Perodua’s first-ever fully homegrown electric vehicle, the QV-E, was supposed to mark a breakthrough moment for Malaysia. For years, both the government and Perodua hinted at an “affordable EV” that could help democratise electric mobility, moving it beyond the premium segment dominated by imported models.
When Ministry of Investment, Trade and Industry (MITI) named Perodua as the lead automaker to produce affordable EVs under the New Industrial Master Plan 2030, it sent a strong message that Malaysia intended to make electric vehicles accessible to more people.
Then, on 27 March 2024, MITI confirmed publicly that Perodua had been chosen as the national brand to spearhead local, affordable EV production. The goal at the time was straightforward – Perodua would deliver an EV by 2025 that aligned with the industrial master plan’s promise of affordability and wider EV adoption.
Through the rest of 2024, expectations continued to rise. MITI later clarified that the targeted price band would be under RM100,000—a figure many Malaysians interpreted as a sign that the coming Perodua EV could be a realistic step up from a Myvi or Axia, not a luxury tech showcase.

Perodua fuelled optimism further in May 2025 when its President and CEO, Zainal Abidin Ahmad, said the company’s first EV would be priced around RM80,000. He also explained that the initial model would carry around 30% local content, produced at the brand-new Smart Mobility Plant in Rawang, before localisation ramped up.
Importantly, he described the target demographic as “younger buyers and small families,” reinforcing the idea that this EV was meant to be practical, attainable, and built for everyday Malaysian use—not a niche or premium product.
So when the Perodua QV-E finally launched on 1 December 2025 at RM80,000 (excluding battery and insurance), expectations were sky-high. The car itself seemed promising. It employed a 52.5 kWh LFP battery with a claimed range of up to 445 km (NEDC), and it represented an enormous investment—over RM800 million—in Perodua’s EV development and new manufacturing ecosystem.
Production was planned at 500 units a month initially, with the capability to scale up to 3,000 units monthly by mid-2026. Officially, the QV-E was positioned as the foundation of a sustainable EV ecosystem, fulfilling Perodua’s commitment to producing an affordable electric option for Malaysians.

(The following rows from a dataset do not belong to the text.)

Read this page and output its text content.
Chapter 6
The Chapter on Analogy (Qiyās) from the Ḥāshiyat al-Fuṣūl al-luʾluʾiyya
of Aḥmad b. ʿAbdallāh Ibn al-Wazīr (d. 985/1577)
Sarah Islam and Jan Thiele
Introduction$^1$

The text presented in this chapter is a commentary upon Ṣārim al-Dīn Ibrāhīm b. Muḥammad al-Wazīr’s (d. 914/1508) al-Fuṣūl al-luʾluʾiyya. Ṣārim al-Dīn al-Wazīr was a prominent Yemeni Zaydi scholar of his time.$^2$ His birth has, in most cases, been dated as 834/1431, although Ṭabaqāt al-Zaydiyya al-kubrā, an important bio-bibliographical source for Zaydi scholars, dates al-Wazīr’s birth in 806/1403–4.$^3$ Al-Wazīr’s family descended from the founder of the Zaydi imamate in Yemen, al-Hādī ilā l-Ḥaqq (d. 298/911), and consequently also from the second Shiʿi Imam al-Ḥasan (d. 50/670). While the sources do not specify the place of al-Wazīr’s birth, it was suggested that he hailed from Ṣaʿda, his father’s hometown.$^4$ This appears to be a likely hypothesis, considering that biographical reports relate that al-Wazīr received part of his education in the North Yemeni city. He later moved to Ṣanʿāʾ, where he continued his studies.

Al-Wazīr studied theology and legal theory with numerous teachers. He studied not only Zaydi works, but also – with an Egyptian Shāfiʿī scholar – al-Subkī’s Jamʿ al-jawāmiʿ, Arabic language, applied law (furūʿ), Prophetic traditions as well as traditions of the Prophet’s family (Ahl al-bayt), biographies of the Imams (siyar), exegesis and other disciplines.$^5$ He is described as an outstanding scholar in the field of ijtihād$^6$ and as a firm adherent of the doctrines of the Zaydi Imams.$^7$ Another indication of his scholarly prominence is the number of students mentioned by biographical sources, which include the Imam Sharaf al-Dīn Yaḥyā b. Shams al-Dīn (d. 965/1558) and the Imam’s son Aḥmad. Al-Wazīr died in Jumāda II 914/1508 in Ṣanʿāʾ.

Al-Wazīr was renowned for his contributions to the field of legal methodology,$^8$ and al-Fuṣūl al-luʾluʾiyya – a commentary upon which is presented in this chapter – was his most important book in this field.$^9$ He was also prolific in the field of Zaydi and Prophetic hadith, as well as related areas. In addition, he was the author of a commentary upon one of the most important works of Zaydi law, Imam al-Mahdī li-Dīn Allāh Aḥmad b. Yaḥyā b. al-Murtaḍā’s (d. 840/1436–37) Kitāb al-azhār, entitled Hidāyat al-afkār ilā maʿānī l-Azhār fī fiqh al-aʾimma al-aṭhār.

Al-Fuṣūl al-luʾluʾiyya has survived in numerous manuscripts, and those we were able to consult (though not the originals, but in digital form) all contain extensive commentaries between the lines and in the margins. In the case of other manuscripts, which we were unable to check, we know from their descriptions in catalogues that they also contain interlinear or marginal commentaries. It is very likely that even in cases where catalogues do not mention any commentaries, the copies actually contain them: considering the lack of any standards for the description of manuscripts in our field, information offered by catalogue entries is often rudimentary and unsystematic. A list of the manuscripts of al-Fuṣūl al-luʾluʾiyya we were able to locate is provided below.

But almost immediately after the launch, public excitement turned into a wave of criticism. The issue wasn’t the car’s performance, styling, or build. It was the business model. Perodua chose to sell the car without the battery included in the purchase price. Instead, owners must lease the battery through a Battery-as-a-Service (BaaS) model at RM275 per month for nine years.
Once buyers did the math, the narrative shifted sharply. With leasing factored in, many calculated the real-world ownership experience of the QV-E would be closer to RM110,000 or more. For Malaysians who had been expecting a “people’s EV,” the perception suddenly changed. This was no longer the RM80,000 electric alternative they envisioned.
The actual problem
A large part of the backlash actually stems from expectations built over two years of government and industry messaging. While Perodua and MITI frequently used terms like “affordable,” “accessible,” and “mass-market,” none of the official statements ever explicitly referred to the EV as a car for the B40 income group. MITI only spoke about affordable EVs.
Perodua spoke about young buyers and small families. But neither party ever used the term “B40,” nor did they position the car as a welfare-focused mobility initiative. Instead, the entire framing was about affordability relative to the EV market, not relative to national income categories.
The idea that this was a “B40 EV” came not from Perodua, but from public assumptions—assumptions that grew louder as the country waited for a truly Malaysian EV.

Still, even without mentioning income brackets, the language used by both the government and Perodua naturally created an impression that the EV would fit within reach of lower-to-middle-income Malaysians.
Talking about a sub-RM80k car for young families, describing mass-market ambitions, and highlighting a locally built EV ecosystem inevitably shaped public expectations. That made the eventual introduction of a battery lease—adding long-term monthly cost on top of financing—feel like a step away from the affordability narrative everyone had internalised.
But is the QV-E actually expensive? The answer is far more nuanced than the online outrage suggests. Judged purely on sticker price, RM80,000 is extremely competitive for an electric vehicle of its size and capability. Even when you factor in the RM275 monthly lease, the QV-E’s total cost remains significantly lower than the majority of EVs on sale in Malaysia and many markets abroad.
The battery lease also removes the single largest long-term fear for EV buyers: degradation and replacement costs. Since Perodua continues to own, maintain, and guarantee the battery, owners—especially long-term keepers—gain a level of protection they wouldn’t get with outright battery ownership. This shifts the risk from the buyer to Perodua, which may appeal to some.

However, for Malaysians used to the traditional buy-and-own model, the idea of paying monthly to access the battery feels like an unwelcome subscription. It also creates a perception that the QV-E is more expensive than intended, even if the long-term running costs may still undercut comparable petrol cars. The psychological barrier of leasing a critical vehicle component is real, and the BaaS model introduces a new kind of financial commitment that many are not prepared for.
In the end, the frustration surrounding the QV-E appears less about its objective pricing and more about the expectations that were built—fairly or unfairly—over two years of anticipation.

Malaysians imagined a Perodua EV that was cheap, simple, and entirely free of premium EV complexities. What they received was a modern electric car priced sensibly for its technology, but offered through a business model that feels unfamiliar and, to some, burdensome.
Is the QV-E expensive? For buyers expecting a Myvi-priced EV, yes. For buyers comparing it to global EV offerings, not at all. For the average Malaysian trying to balance long-term affordability with future-proof technology, it sits somewhere in between. Ultimately, the tension lies not in the product itself, but in the mismatch between what the public hoped for and what Perodua delivered.